Мы поднялись по крутой извилистой тропинке на холм и оказались позади дома. Тропинка без конца поворачивала, точно в лабиринте, и в этом мерещилось что-то зловещее — словно она с удовольствием завела бы путника в тупик, откуда нет выхода. Огромные деревья вокруг нас походили в лунном свете на виселицы, а порой кусты над тропинкой совсем смыкались, и мы с трудом могли пройти сквозь них. Когда мы добрались до отрога холма, на котором стоял «Каприз», я был мокр, как мышь. Я разостлал на земле плащ, мы сели на него и некоторое время молчали. Внизу перед нами, как на ладони, лежал Уорли: весь город был отчетливо виден отсюда.
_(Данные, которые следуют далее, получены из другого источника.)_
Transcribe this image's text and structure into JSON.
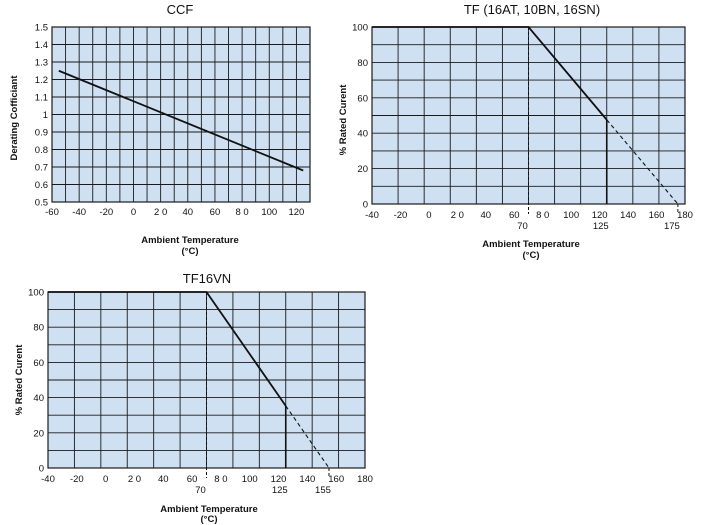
{
  "colors": {
    "plot_background": "#cfe0f2",
    "grid": "#1a1a1a",
    "line": "#111111"
  },
  "chart_data": [
    {
      "type": "line",
      "title": "CCF",
      "xlabel": "Ambient Temperature",
      "xlabel_unit": "(°C)",
      "ylabel": "Derating Cofficiant",
      "xlim": [
        -60,
        130
      ],
      "ylim": [
        0.5,
        1.5
      ],
      "x_tick_labels": [
        "-60",
        "-40",
        "-20",
        "0",
        "2 0",
        "40",
        "60",
        "8 0",
        "100",
        "120"
      ],
      "y_tick_labels": [
        "0.5",
        "0.6",
        "0.7",
        "0.8",
        "0.9",
        "1",
        "1.1",
        "1.2",
        "1.3",
        "1.4",
        "1.5"
      ],
      "grid": true,
      "series": [
        {
          "x": [
            -55,
            125
          ],
          "y": [
            1.25,
            0.68
          ]
        }
      ]
    },
    {
      "type": "line",
      "title": "TF (16AT, 10BN, 16SN)",
      "xlabel": "Ambient Temperature",
      "xlabel_unit": "(°C)",
      "ylabel": "% Rated Curent",
      "xlim": [
        -40,
        180
      ],
      "ylim": [
        0,
        100
      ],
      "x_tick_labels": [
        "-40",
        "-20",
        "0",
        "2 0",
        "40",
        "60",
        "8 0",
        "100",
        "120",
        "140",
        "160",
        "180"
      ],
      "y_tick_labels": [
        "0",
        "20",
        "40",
        "60",
        "80",
        "100"
      ],
      "marker_labels": [
        "70",
        "125",
        "175"
      ],
      "grid": true,
      "series": [
        {
          "x": [
            -40,
            70,
            125
          ],
          "y": [
            100,
            100,
            47.6
          ],
          "style": "solid"
        },
        {
          "x": [
            125,
            175
          ],
          "y": [
            47.6,
            0
          ],
          "style": "dashed"
        }
      ],
      "reference_lines": [
        {
          "x": 70,
          "y_to": 100,
          "style": "dashed"
        },
        {
          "x": 125,
          "y_to": 47.6,
          "style": "solid"
        },
        {
          "x": 175,
          "y_to": 0,
          "style": "dashed"
        }
      ]
    },
    {
      "type": "line",
      "title": "TF16VN",
      "xlabel": "Ambient Temperature",
      "xlabel_unit": "(°C)",
      "ylabel": "% Rated Curent",
      "xlim": [
        -40,
        180
      ],
      "ylim": [
        0,
        100
      ],
      "x_tick_labels": [
        "-40",
        "-20",
        "0",
        "2 0",
        "40",
        "60",
        "8 0",
        "100",
        "120",
        "140",
        "160",
        "180"
      ],
      "y_tick_labels": [
        "0",
        "20",
        "40",
        "60",
        "80",
        "100"
      ],
      "marker_labels": [
        "70",
        "125",
        "155"
      ],
      "grid": true,
      "series": [
        {
          "x": [
            -40,
            70,
            125
          ],
          "y": [
            100,
            100,
            35.3
          ],
          "style": "solid"
        },
        {
          "x": [
            125,
            155
          ],
          "y": [
            35.3,
            0
          ],
          "style": "dashed"
        }
      ],
      "reference_lines": [
        {
          "x": 70,
          "y_to": 100,
          "style": "dashed"
        },
        {
          "x": 125,
          "y_to": 35.3,
          "style": "solid"
        },
        {
          "x": 155,
          "y_to": 0,
          "style": "dashed"
        }
      ]
    }
  ]
}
Я впервые заметил, что он напоминает по форме крест: в центре — Рыночная площадь, а в северном конце район особняков,— про обитателей его говорили, что они живут «Наверху». Я увидел улицы и дома, которых никогда прежде не видел: большие квадраты домов, широкие прямые мостовые — не черные или серые, а белые, сверкающие. Только потом я догадался, что то были новые здания муниципалитета в восточной части города: в лунном свете бетон казался мрамором, а еще не замощенная улица — асфальтовой лентой.
«Капризом» назывались искусственные развалины в готическом стиле. Три срезанные наискосок башенки были слишком малы, и не верилось, что они когда-либо могли быть настоящими башнями. В самой высокой были даже прорезаны две бойницы. В одной стене виднелась дверь, а над ней каменный барельеф; в другой — три окна, возведенные лишь до половины. Кладка была на редкость прочной: Седрик рассказывал, что сравнивал «Каприз» с гравюрой времен его сооружения и убедился, что, простояв свыше ста лет на этой лужайке, открытой всем ветрам, «развалины» ничуть не пострадали.
— Это постройки моего пра-пра-прадедушки,— сказала Сьюзен.— Его звали Перегрин Сент-Клэр, он был ужасно распутным и дружил с Байроном. Мама мне немножко рассказывала о нем,— он устраивал здесь оргии. Почти весь Уорли был построен на земле Сент-Клэров, и он, конечно, творил здесь, что хотел.